O lema do hiper realismo pode ser sintetizado na frase que alguém certa vez usou para defini-lo: "Mais verdadeiro que o real." Ele acrescenta maior precisão e nitidez, mais força e expressão ao que está sendo focalizado, enquadrado. É pedaço da realidade, ampliada e isolada do contexto e que faz a aparência da realidade total ampliar-se na impressão do espectador, aumentada por lentes, aproximações e destaques. O hiper realismo aumenta a estranheza e insere um elemento estimulador de reações, sem se afastar do real mas tornando-o maior do que é, simulando, inclusive, ser ele a expressão da realidade total e construindo uma linguagem na qual o recurso da ênfase e da verossimilhança se transformem no próprio discurso. Distorce o real sem dele se afastar. Daí a dificuldade de ser percebido em seu sorrateiro processo de "aquecer" o real com fragmentos amplificados da própria realidade.

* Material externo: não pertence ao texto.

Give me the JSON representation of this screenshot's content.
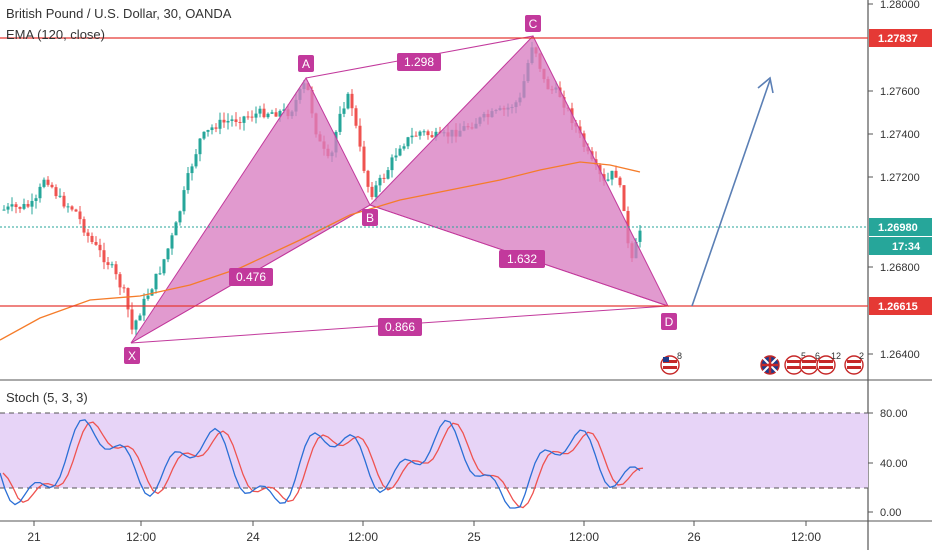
{
  "header": {
    "symbol_title": "British Pound / U.S. Dollar, 30, OANDA",
    "ema_label": "EMA (120, close)"
  },
  "oscillator": {
    "label": "Stoch (5, 3, 3)"
  },
  "price_axis": {
    "ticks": [
      "1.28000",
      "1.27600",
      "1.27400",
      "1.27200",
      "1.26800",
      "1.26400"
    ],
    "level_top": "1.27837",
    "level_bottom": "1.26615",
    "current_price": "1.26980",
    "countdown": "17:34"
  },
  "stoch_axis": {
    "ticks": [
      "80.00",
      "40.00",
      "0.00"
    ]
  },
  "time_axis": {
    "ticks": [
      "21",
      "12:00",
      "24",
      "12:00",
      "25",
      "12:00",
      "26",
      "12:00"
    ]
  },
  "pattern": {
    "points": [
      "X",
      "A",
      "B",
      "C",
      "D"
    ],
    "ratios": {
      "xb": "0.476",
      "ab_ac": "1.298",
      "bd": "1.632",
      "xd": "0.866"
    }
  },
  "events": [
    {
      "name": "us-flag-icon",
      "count": "8"
    },
    {
      "name": "uk-flag-icon",
      "count": ""
    },
    {
      "name": "us-flag-icon",
      "count": "5"
    },
    {
      "name": "us-flag-icon",
      "count": "6"
    },
    {
      "name": "us-flag-icon",
      "count": "12"
    },
    {
      "name": "us-flag-icon",
      "count": "2"
    }
  ],
  "colors": {
    "bull": "#26a69a",
    "bear": "#ef5350",
    "pattern_fill": "#d97ec2",
    "pattern_stroke": "#c2399c",
    "level": "#e53935",
    "ema": "#f57c2a",
    "projection": "#5b7fb5",
    "stoch_k": "#2b6fd6",
    "stoch_d": "#ef5350",
    "stoch_band": "#e7d4f7"
  }
}
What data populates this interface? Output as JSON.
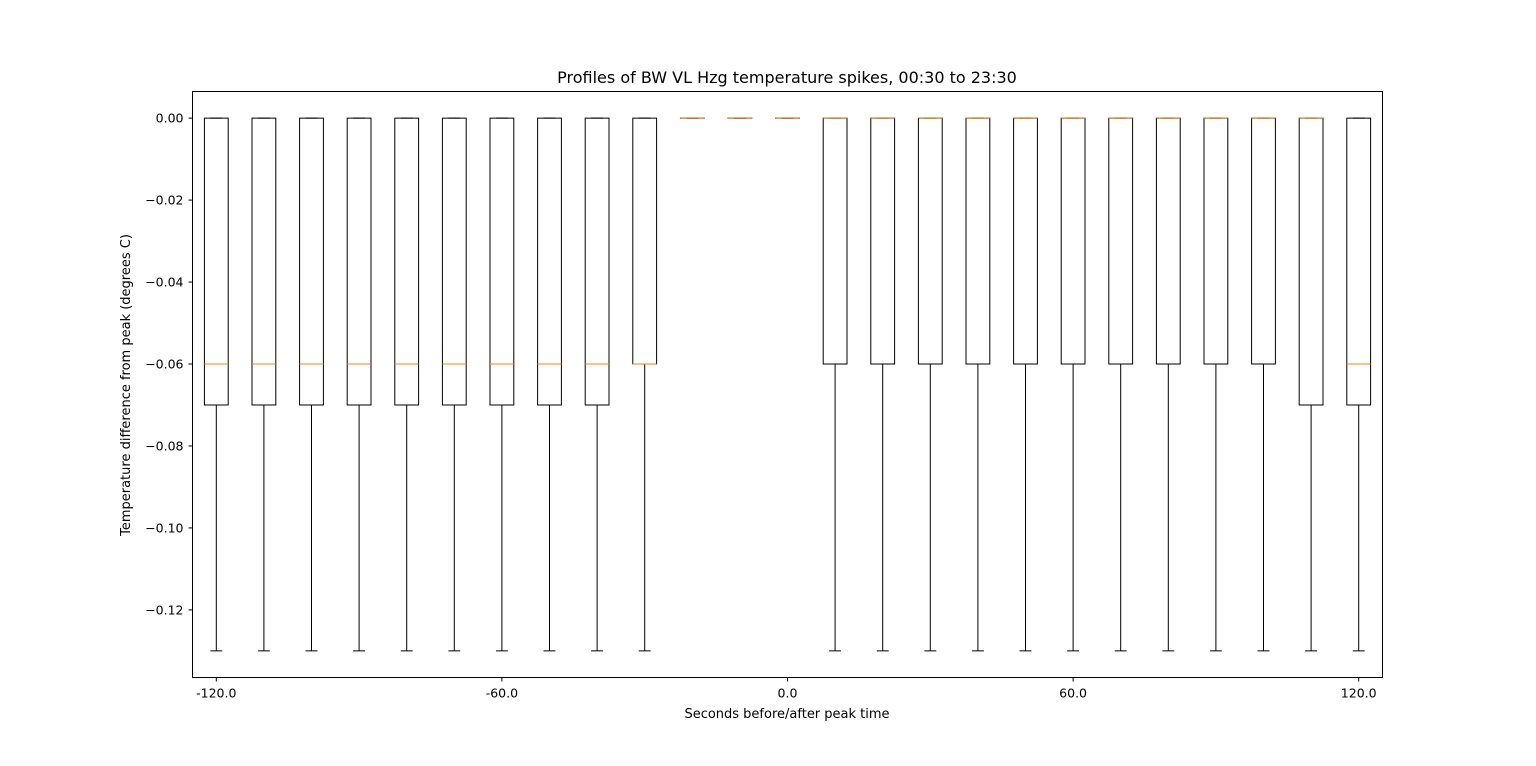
{
  "chart_data": {
    "type": "box",
    "title": "Profiles of BW VL Hzg temperature spikes, 00:30 to 23:30",
    "xlabel": "Seconds before/after peak time",
    "ylabel": "Temperature difference from peak (degrees C)",
    "xlim": [
      -125,
      125
    ],
    "ylim": [
      -0.1365,
      0.0065
    ],
    "x_ticks": [
      -120,
      -60,
      0,
      60,
      120
    ],
    "x_tick_labels": [
      "-120.0",
      "-60.0",
      "0.0",
      "60.0",
      "120.0"
    ],
    "y_ticks": [
      0.0,
      -0.02,
      -0.04,
      -0.06,
      -0.08,
      -0.1,
      -0.12
    ],
    "y_tick_labels": [
      "0.00",
      "−0.02",
      "−0.04",
      "−0.06",
      "−0.08",
      "−0.10",
      "−0.12"
    ],
    "grid": false,
    "colors": {
      "box": "#000000",
      "median": "#ff7f0e"
    },
    "boxes": [
      {
        "x": -120,
        "whisker_low": -0.13,
        "q1": -0.07,
        "median": -0.06,
        "q3": 0.0,
        "whisker_high": 0.0
      },
      {
        "x": -110,
        "whisker_low": -0.13,
        "q1": -0.07,
        "median": -0.06,
        "q3": 0.0,
        "whisker_high": 0.0
      },
      {
        "x": -100,
        "whisker_low": -0.13,
        "q1": -0.07,
        "median": -0.06,
        "q3": 0.0,
        "whisker_high": 0.0
      },
      {
        "x": -90,
        "whisker_low": -0.13,
        "q1": -0.07,
        "median": -0.06,
        "q3": 0.0,
        "whisker_high": 0.0
      },
      {
        "x": -80,
        "whisker_low": -0.13,
        "q1": -0.07,
        "median": -0.06,
        "q3": 0.0,
        "whisker_high": 0.0
      },
      {
        "x": -70,
        "whisker_low": -0.13,
        "q1": -0.07,
        "median": -0.06,
        "q3": 0.0,
        "whisker_high": 0.0
      },
      {
        "x": -60,
        "whisker_low": -0.13,
        "q1": -0.07,
        "median": -0.06,
        "q3": 0.0,
        "whisker_high": 0.0
      },
      {
        "x": -50,
        "whisker_low": -0.13,
        "q1": -0.07,
        "median": -0.06,
        "q3": 0.0,
        "whisker_high": 0.0
      },
      {
        "x": -40,
        "whisker_low": -0.13,
        "q1": -0.07,
        "median": -0.06,
        "q3": 0.0,
        "whisker_high": 0.0
      },
      {
        "x": -30,
        "whisker_low": -0.13,
        "q1": -0.06,
        "median": -0.06,
        "q3": 0.0,
        "whisker_high": 0.0
      },
      {
        "x": -20,
        "whisker_low": 0.0,
        "q1": 0.0,
        "median": 0.0,
        "q3": 0.0,
        "whisker_high": 0.0
      },
      {
        "x": -10,
        "whisker_low": 0.0,
        "q1": 0.0,
        "median": 0.0,
        "q3": 0.0,
        "whisker_high": 0.0
      },
      {
        "x": 0,
        "whisker_low": 0.0,
        "q1": 0.0,
        "median": 0.0,
        "q3": 0.0,
        "whisker_high": 0.0
      },
      {
        "x": 10,
        "whisker_low": -0.13,
        "q1": -0.06,
        "median": 0.0,
        "q3": 0.0,
        "whisker_high": 0.0
      },
      {
        "x": 20,
        "whisker_low": -0.13,
        "q1": -0.06,
        "median": 0.0,
        "q3": 0.0,
        "whisker_high": 0.0
      },
      {
        "x": 30,
        "whisker_low": -0.13,
        "q1": -0.06,
        "median": 0.0,
        "q3": 0.0,
        "whisker_high": 0.0
      },
      {
        "x": 40,
        "whisker_low": -0.13,
        "q1": -0.06,
        "median": 0.0,
        "q3": 0.0,
        "whisker_high": 0.0
      },
      {
        "x": 50,
        "whisker_low": -0.13,
        "q1": -0.06,
        "median": 0.0,
        "q3": 0.0,
        "whisker_high": 0.0
      },
      {
        "x": 60,
        "whisker_low": -0.13,
        "q1": -0.06,
        "median": 0.0,
        "q3": 0.0,
        "whisker_high": 0.0
      },
      {
        "x": 70,
        "whisker_low": -0.13,
        "q1": -0.06,
        "median": 0.0,
        "q3": 0.0,
        "whisker_high": 0.0
      },
      {
        "x": 80,
        "whisker_low": -0.13,
        "q1": -0.06,
        "median": 0.0,
        "q3": 0.0,
        "whisker_high": 0.0
      },
      {
        "x": 90,
        "whisker_low": -0.13,
        "q1": -0.06,
        "median": 0.0,
        "q3": 0.0,
        "whisker_high": 0.0
      },
      {
        "x": 100,
        "whisker_low": -0.13,
        "q1": -0.06,
        "median": 0.0,
        "q3": 0.0,
        "whisker_high": 0.0
      },
      {
        "x": 110,
        "whisker_low": -0.13,
        "q1": -0.07,
        "median": 0.0,
        "q3": 0.0,
        "whisker_high": 0.0
      },
      {
        "x": 120,
        "whisker_low": -0.13,
        "q1": -0.07,
        "median": -0.06,
        "q3": 0.0,
        "whisker_high": 0.0
      }
    ]
  }
}
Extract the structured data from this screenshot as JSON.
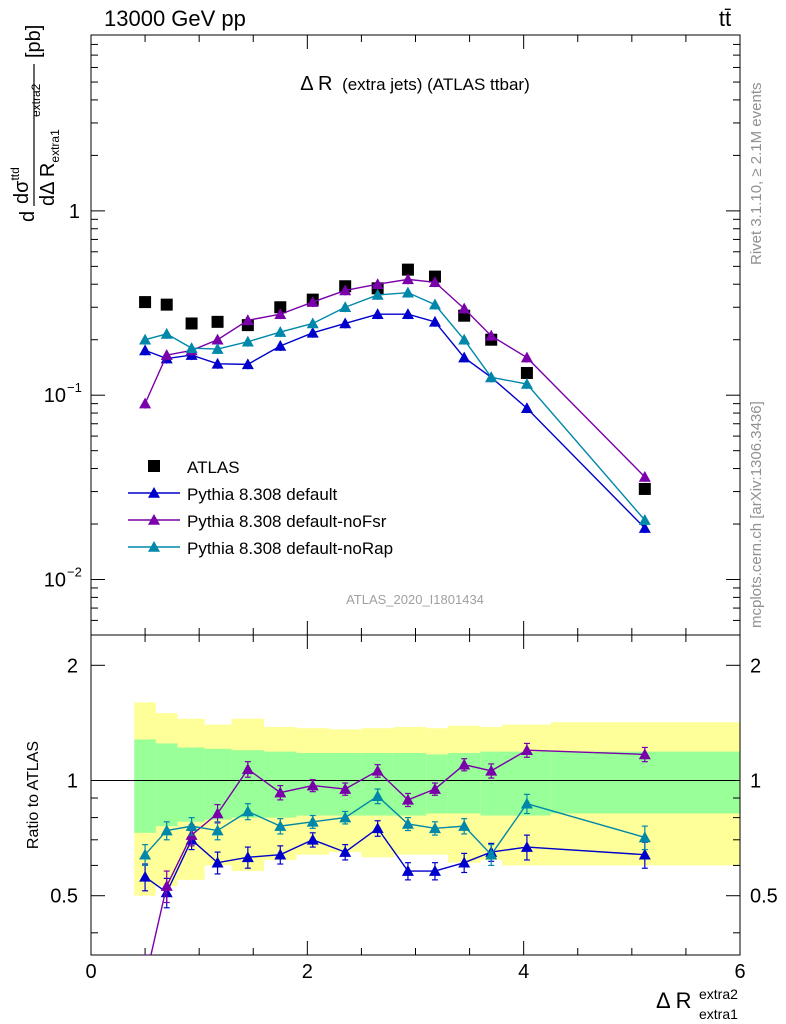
{
  "header": {
    "energy_label": "13000 GeV pp",
    "process_label": "tt̄"
  },
  "side_labels": {
    "rivet": "Rivet 3.1.10, ≥ 2.1M events",
    "mcplots": "mcplots.cern.ch [arXiv:1306.3436]"
  },
  "main_plot": {
    "title_main": "Δ R",
    "title_rest": "(extra jets) (ATLAS ttbar)",
    "watermark": "ATLAS_2020_I1801434",
    "ylabel": {
      "d": "d",
      "sigma": "dσ",
      "sigma_sup": "ttd",
      "den": "dΔ R",
      "den_sub": "extra1",
      "den_sup": "extra2",
      "unit": "[pb]"
    },
    "y_ticks": [
      {
        "value": 1,
        "label": "1",
        "exp": ""
      },
      {
        "value": 0.1,
        "label": "10",
        "exp": "−1"
      },
      {
        "value": 0.01,
        "label": "10",
        "exp": "−2"
      }
    ]
  },
  "ratio_plot": {
    "ylabel": "Ratio to ATLAS",
    "y_ticks": [
      {
        "value": 0.5,
        "label": "0.5"
      },
      {
        "value": 1,
        "label": "1"
      },
      {
        "value": 2,
        "label": "2"
      }
    ]
  },
  "x_axis": {
    "label_main": "Δ R",
    "label_sub": "extra1",
    "label_sup": "extra2",
    "ticks": [
      {
        "value": 0,
        "label": "0"
      },
      {
        "value": 2,
        "label": "2"
      },
      {
        "value": 4,
        "label": "4"
      },
      {
        "value": 6,
        "label": "6"
      }
    ]
  },
  "colors": {
    "atlas": "#000000",
    "default": "#0000cc",
    "noFsr": "#7a00aa",
    "noRap": "#0088aa",
    "band_outer": "#ffff99",
    "band_inner": "#99ff99"
  },
  "legend": [
    {
      "key": "atlas",
      "label": "ATLAS"
    },
    {
      "key": "default",
      "label": "Pythia 8.308 default"
    },
    {
      "key": "noFsr",
      "label": "Pythia 8.308 default-noFsr"
    },
    {
      "key": "noRap",
      "label": "Pythia 8.308 default-noRap"
    }
  ],
  "chart_data": {
    "type": "line",
    "xlabel": "Δ R extra1 extra2",
    "ylabel": "dσ/dΔR [pb]",
    "xlim": [
      0,
      6
    ],
    "ylim_main": [
      0.005,
      9
    ],
    "ylim_ratio": [
      0.35,
      2.4
    ],
    "y_scale": "log",
    "bins": [
      {
        "lo": 0.4,
        "hi": 0.6
      },
      {
        "lo": 0.6,
        "hi": 0.8
      },
      {
        "lo": 0.8,
        "hi": 1.05
      },
      {
        "lo": 1.05,
        "hi": 1.3
      },
      {
        "lo": 1.3,
        "hi": 1.6
      },
      {
        "lo": 1.6,
        "hi": 1.9
      },
      {
        "lo": 1.9,
        "hi": 2.2
      },
      {
        "lo": 2.2,
        "hi": 2.5
      },
      {
        "lo": 2.5,
        "hi": 2.8
      },
      {
        "lo": 2.8,
        "hi": 3.1
      },
      {
        "lo": 3.1,
        "hi": 3.3
      },
      {
        "lo": 3.3,
        "hi": 3.6
      },
      {
        "lo": 3.6,
        "hi": 3.8
      },
      {
        "lo": 3.8,
        "hi": 4.25
      },
      {
        "lo": 4.25,
        "hi": 6.0
      }
    ],
    "x": [
      0.5,
      0.7,
      0.93,
      1.17,
      1.45,
      1.75,
      2.05,
      2.35,
      2.65,
      2.93,
      3.18,
      3.45,
      3.7,
      4.03,
      5.12
    ],
    "band_outer": [
      [
        0.5,
        1.6
      ],
      [
        0.53,
        1.5
      ],
      [
        0.55,
        1.45
      ],
      [
        0.6,
        1.4
      ],
      [
        0.58,
        1.45
      ],
      [
        0.62,
        1.38
      ],
      [
        0.64,
        1.37
      ],
      [
        0.65,
        1.36
      ],
      [
        0.63,
        1.37
      ],
      [
        0.64,
        1.38
      ],
      [
        0.64,
        1.37
      ],
      [
        0.61,
        1.39
      ],
      [
        0.62,
        1.38
      ],
      [
        0.6,
        1.4
      ],
      [
        0.6,
        1.42
      ]
    ],
    "band_inner": [
      [
        0.73,
        1.28
      ],
      [
        0.76,
        1.25
      ],
      [
        0.78,
        1.22
      ],
      [
        0.79,
        1.21
      ],
      [
        0.8,
        1.2
      ],
      [
        0.8,
        1.19
      ],
      [
        0.81,
        1.18
      ],
      [
        0.81,
        1.18
      ],
      [
        0.81,
        1.18
      ],
      [
        0.81,
        1.18
      ],
      [
        0.82,
        1.17
      ],
      [
        0.82,
        1.18
      ],
      [
        0.81,
        1.19
      ],
      [
        0.81,
        1.19
      ],
      [
        0.82,
        1.19
      ]
    ],
    "series": [
      {
        "name": "ATLAS",
        "key": "atlas",
        "values": [
          0.32,
          0.31,
          0.245,
          0.25,
          0.24,
          0.3,
          0.33,
          0.39,
          0.38,
          0.48,
          0.44,
          0.27,
          0.2,
          0.132,
          0.031
        ]
      },
      {
        "name": "Pythia 8.308 default",
        "key": "default",
        "values": [
          0.175,
          0.158,
          0.165,
          0.148,
          0.147,
          0.185,
          0.218,
          0.245,
          0.275,
          0.275,
          0.25,
          0.16,
          0.125,
          0.085,
          0.019
        ],
        "ratio": [
          0.56,
          0.51,
          0.7,
          0.61,
          0.63,
          0.64,
          0.7,
          0.65,
          0.75,
          0.58,
          0.58,
          0.61,
          0.65,
          0.67,
          0.64
        ],
        "ratio_err": [
          0.045,
          0.045,
          0.04,
          0.04,
          0.04,
          0.035,
          0.03,
          0.03,
          0.035,
          0.03,
          0.03,
          0.035,
          0.035,
          0.05,
          0.05
        ]
      },
      {
        "name": "Pythia 8.308 default-noFsr",
        "key": "noFsr",
        "values": [
          0.09,
          0.165,
          0.175,
          0.2,
          0.255,
          0.275,
          0.32,
          0.37,
          0.4,
          0.425,
          0.41,
          0.295,
          0.21,
          0.16,
          0.036
        ],
        "ratio": [
          0.3,
          0.53,
          0.72,
          0.82,
          1.07,
          0.93,
          0.97,
          0.95,
          1.06,
          0.89,
          0.95,
          1.1,
          1.06,
          1.2,
          1.17
        ],
        "ratio_err": [
          0.05,
          0.05,
          0.045,
          0.045,
          0.05,
          0.04,
          0.035,
          0.035,
          0.04,
          0.035,
          0.035,
          0.04,
          0.045,
          0.05,
          0.05
        ]
      },
      {
        "name": "Pythia 8.308 default-noRap",
        "key": "noRap",
        "values": [
          0.2,
          0.215,
          0.18,
          0.178,
          0.195,
          0.22,
          0.245,
          0.3,
          0.35,
          0.36,
          0.31,
          0.2,
          0.125,
          0.115,
          0.021
        ],
        "ratio": [
          0.64,
          0.74,
          0.76,
          0.74,
          0.83,
          0.76,
          0.78,
          0.8,
          0.91,
          0.77,
          0.75,
          0.76,
          0.64,
          0.87,
          0.71
        ],
        "ratio_err": [
          0.04,
          0.04,
          0.04,
          0.04,
          0.04,
          0.035,
          0.03,
          0.03,
          0.04,
          0.03,
          0.03,
          0.035,
          0.04,
          0.05,
          0.05
        ]
      }
    ]
  }
}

O hiper realismo transforma em linguagem o que é recurso, como a ênfase, por exemplo. Recria o real através dele mesmo, sem reproduzi-lo mas se utilizando de seus elementos para a criação de uma instância própria, de alta expressividade e participação embora pareça relatar o acontecido de modo imparcial (sob a capa da objetividade informativa). É estratagema de pungente força transfiguradora, pois utiliza, além do próprio real, a verossimilhança e a meia verdade, unindo-as num todo coerente, verdadeiro e ao mesmo tempo ilusório. É a mais penetrante e sutil forma de denunciar porque só é subjetiva no momento da escolha da objetividade destacada. Ou, no dizer de Karin Thomas: "A temática fundamental do hiper realismo é a ilusão da realidade e a realidade da ilusão".

Para concluir, concordo que a imprensa até julgue. Está no seu direito e dever. Já não concordo quando após julgar, promove o linchamento. Ou quando já dá a notícia julgando e condenando. Para no dia seguinte iniciar o linchamento moral. Mas felizmente isso não está presente na maioria dos casos.